Ci-dessous, une affiche d’une société d’intérim aux Pays-Bas. Pourquoi, en Belgique, on est incapable d’assumer cette image complète de la diversité ?

 

 

2. Tu contribues à diviser profondément les classes populaires. Dans les cortèges syndicaux, on essaie de marcher « tous ensemble ». Tous les travailleurs, toutes les travailleuses ensemble pour être plus fort face au système qui les écrase, ensemble quel que soit leur statut, leur secteur, leur langue, leur origine, leur religion.

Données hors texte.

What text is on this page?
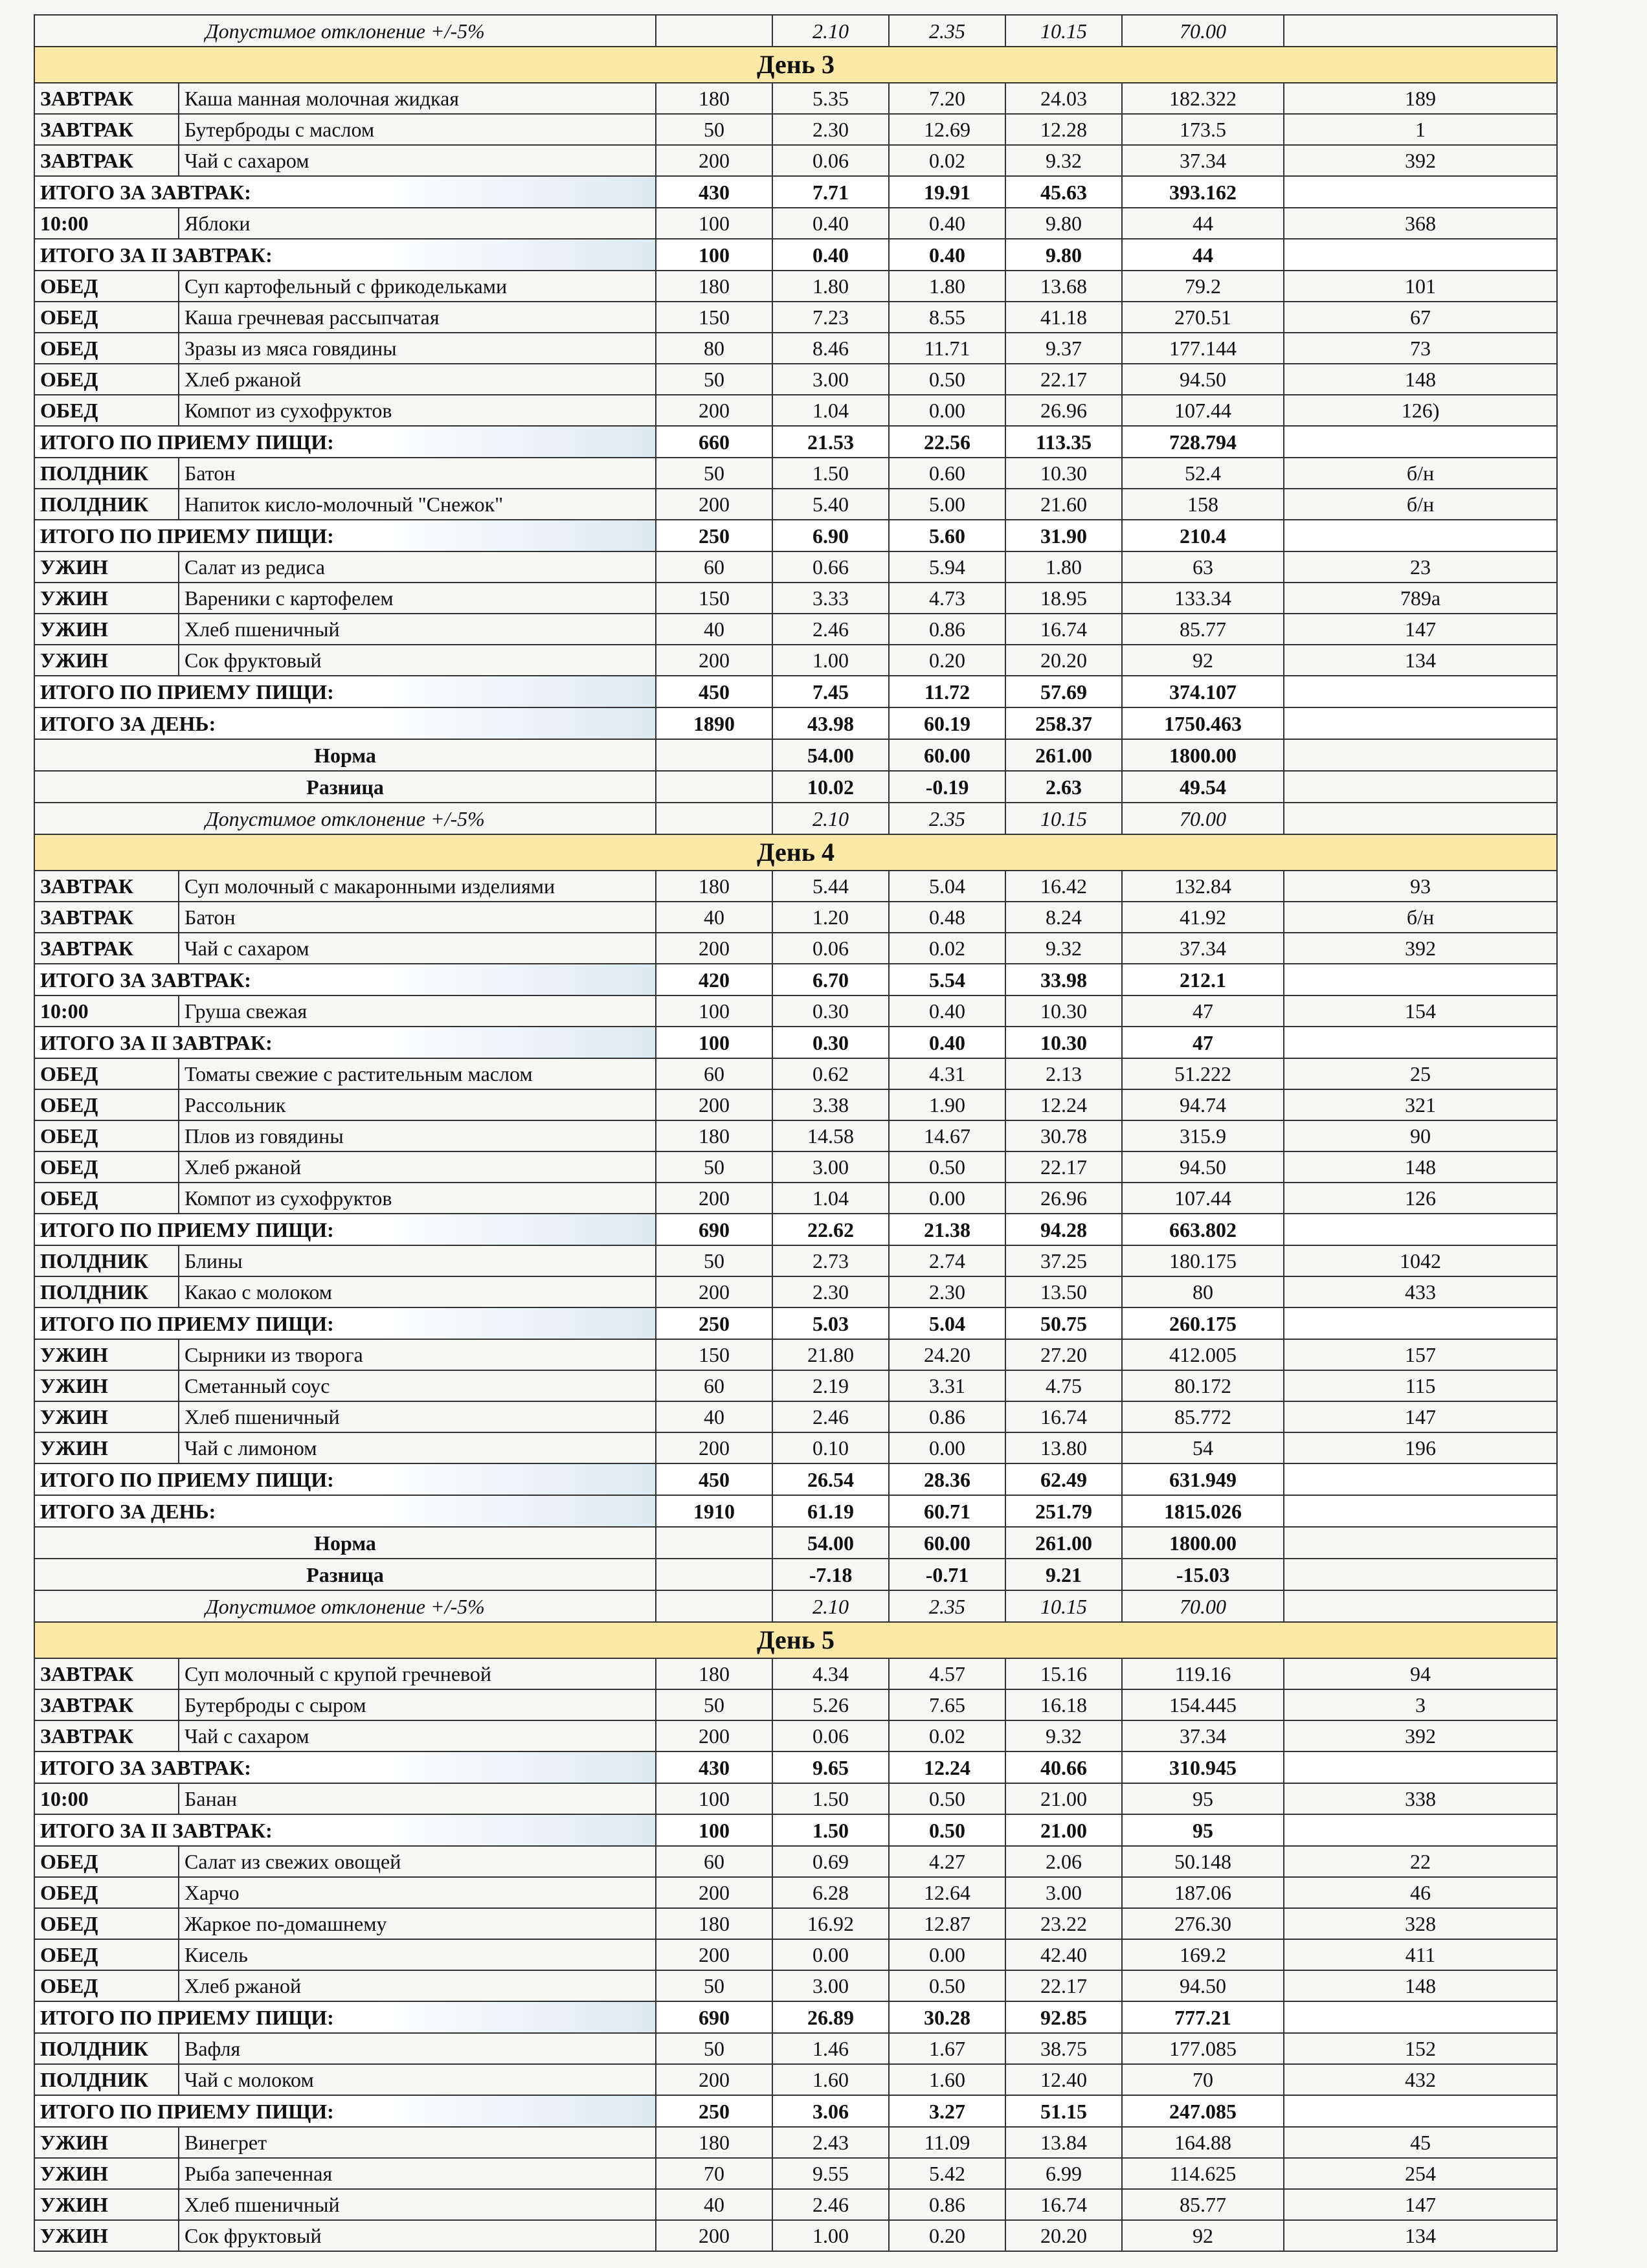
Допустимое отклонение +/-5%			2.10	2.35	10.15	70.00		
День 3								
ЗАВТРАК	Каша манная молочная жидкая	180	5.35	7.20	24.03	182.322	189	
ЗАВТРАК	Бутерброды с маслом	50	2.30	12.69	12.28	173.5	1	
ЗАВТРАК	Чай с сахаром	200	0.06	0.02	9.32	37.34	392	
ИТОГО ЗА ЗАВТРАК:		430	7.71	19.91	45.63	393.162		
10:00	Яблоки	100	0.40	0.40	9.80	44	368	
ИТОГО ЗА II ЗАВТРАК:		100	0.40	0.40	9.80	44		
ОБЕД	Суп картофельный с фрикодельками	180	1.80	1.80	13.68	79.2	101	
ОБЕД	Каша гречневая рассыпчатая	150	7.23	8.55	41.18	270.51	67	
ОБЕД	Зразы из мяса говядины	80	8.46	11.71	9.37	177.144	73	
ОБЕД	Хлеб ржаной	50	3.00	0.50	22.17	94.50	148	
ОБЕД	Компот из сухофруктов	200	1.04	0.00	26.96	107.44	126)	
ИТОГО ПО ПРИЕМУ ПИЩИ:		660	21.53	22.56	113.35	728.794		
ПОЛДНИК	Батон	50	1.50	0.60	10.30	52.4	б/н	
ПОЛДНИК	Напиток кисло-молочный "Снежок"	200	5.40	5.00	21.60	158	б/н	
ИТОГО ПО ПРИЕМУ ПИЩИ:		250	6.90	5.60	31.90	210.4		
УЖИН	Салат из редиса	60	0.66	5.94	1.80	63	23	
УЖИН	Вареники с картофелем	150	3.33	4.73	18.95	133.34	789а	
УЖИН	Хлеб пшеничный	40	2.46	0.86	16.74	85.77	147	
УЖИН	Сок фруктовый	200	1.00	0.20	20.20	92	134	
ИТОГО ПО ПРИЕМУ ПИЩИ:		450	7.45	11.72	57.69	374.107		
ИТОГО ЗА ДЕНЬ:		1890	43.98	60.19	258.37	1750.463		
Норма			54.00	60.00	261.00	1800.00		
Разница			10.02	-0.19	2.63	49.54		
Допустимое отклонение +/-5%			2.10	2.35	10.15	70.00		
День 4								
ЗАВТРАК	Суп молочный с макаронными изделиями	180	5.44	5.04	16.42	132.84	93	
ЗАВТРАК	Батон	40	1.20	0.48	8.24	41.92	б/н	
ЗАВТРАК	Чай с сахаром	200	0.06	0.02	9.32	37.34	392	
ИТОГО ЗА ЗАВТРАК:		420	6.70	5.54	33.98	212.1		
10:00	Груша свежая	100	0.30	0.40	10.30	47	154	
ИТОГО ЗА II ЗАВТРАК:		100	0.30	0.40	10.30	47		
ОБЕД	Томаты свежие с растительным маслом	60	0.62	4.31	2.13	51.222	25	
ОБЕД	Рассольник	200	3.38	1.90	12.24	94.74	321	
ОБЕД	Плов из говядины	180	14.58	14.67	30.78	315.9	90	
ОБЕД	Хлеб ржаной	50	3.00	0.50	22.17	94.50	148	
ОБЕД	Компот из сухофруктов	200	1.04	0.00	26.96	107.44	126	
ИТОГО ПО ПРИЕМУ ПИЩИ:		690	22.62	21.38	94.28	663.802		
ПОЛДНИК	Блины	50	2.73	2.74	37.25	180.175	1042	
ПОЛДНИК	Какао с молоком	200	2.30	2.30	13.50	80	433	
ИТОГО ПО ПРИЕМУ ПИЩИ:		250	5.03	5.04	50.75	260.175		
УЖИН	Сырники из творога	150	21.80	24.20	27.20	412.005	157	
УЖИН	Сметанный соус	60	2.19	3.31	4.75	80.172	115	
УЖИН	Хлеб пшеничный	40	2.46	0.86	16.74	85.772	147	
УЖИН	Чай с лимоном	200	0.10	0.00	13.80	54	196	
ИТОГО ПО ПРИЕМУ ПИЩИ:		450	26.54	28.36	62.49	631.949		
ИТОГО ЗА ДЕНЬ:		1910	61.19	60.71	251.79	1815.026		
Норма			54.00	60.00	261.00	1800.00		
Разница			-7.18	-0.71	9.21	-15.03		
Допустимое отклонение +/-5%			2.10	2.35	10.15	70.00		
День 5								
ЗАВТРАК	Суп молочный с крупой гречневой	180	4.34	4.57	15.16	119.16	94	
ЗАВТРАК	Бутерброды с сыром	50	5.26	7.65	16.18	154.445	3	
ЗАВТРАК	Чай с сахаром	200	0.06	0.02	9.32	37.34	392	
ИТОГО ЗА ЗАВТРАК:		430	9.65	12.24	40.66	310.945		
10:00	Банан	100	1.50	0.50	21.00	95	338	
ИТОГО ЗА II ЗАВТРАК:		100	1.50	0.50	21.00	95		
ОБЕД	Салат из свежих овощей	60	0.69	4.27	2.06	50.148	22	
ОБЕД	Харчо	200	6.28	12.64	3.00	187.06	46	
ОБЕД	Жаркое по-домашнему	180	16.92	12.87	23.22	276.30	328	
ОБЕД	Кисель	200	0.00	0.00	42.40	169.2	411	
ОБЕД	Хлеб ржаной	50	3.00	0.50	22.17	94.50	148	
ИТОГО ПО ПРИЕМУ ПИЩИ:		690	26.89	30.28	92.85	777.21		
ПОЛДНИК	Вафля	50	1.46	1.67	38.75	177.085	152	
ПОЛДНИК	Чай с молоком	200	1.60	1.60	12.40	70	432	
ИТОГО ПО ПРИЕМУ ПИЩИ:		250	3.06	3.27	51.15	247.085		
УЖИН	Винегрет	180	2.43	11.09	13.84	164.88	45	
УЖИН	Рыба запеченная	70	9.55	5.42	6.99	114.625	254	
УЖИН	Хлеб пшеничный	40	2.46	0.86	16.74	85.77	147	
УЖИН	Сок фруктовый	200	1.00	0.20	20.20	92	134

Et ça ne vaudrait pas pour les musulmans, et singulièrement pour les femmes musulmanes, triplement exposées comme travailleuses souvent en situation subalterne, comme femmes victimes de la domination masculine et comme faisant partie d’une minorité ethnoculturelle discriminée ? Je sais que tu trouves leurs croyances archaïques et que tu estimes ridicule leur obstination à vouloir se couvrir la tête en public. Mais c’est secondaire, non ? La priorité, c’est l’unité. Les « contradictions au sein du peuple », comme disait le président Mao, ne sont rien face à la nécessité de faire bloc face aux forces dominantes dont une des tactiques favorites est « diviser pour régner ». Et tu leur rends ce service ! Quand des syndicalistes belgo-belges votent des règlements qui aboutissent à chasser de l’emploi des camarades de leur propre organisation, quand une frénésie anti-religieuse s’empare de certains secteurs du mouvement ouvrier qui se focalise sur des broutilles alors qu’une démarche d’apaisement est tout à fait praticable [2], qui s’affaiblit et qui peut se frotter les mains ?

 

[1] Voir cette très intéressante vidéo québécoise. À 3:05, le ministre Bernard Drainville, qui défend sa charte de la laïcité, répond à une question de l’animateur : « Les personnes qui portent la barbe n’ont pas à s’inquiéter. Il faut bien tirer une ligne quelque part. » Tout le débat avec le sociologue Gérard Bouchard vaut la peine d’être vu.

[2] Ecoutez ici, sur Radio Campus les pistes tracées par Dounia Bouzar, avec qui le Centre bruxellois d’action interculturelle vient d’achever une recherche-action qui sera bientôt publiée. L’émission date du 20 novembre 2010, et j’y interviens également pour donner un éclairage belge.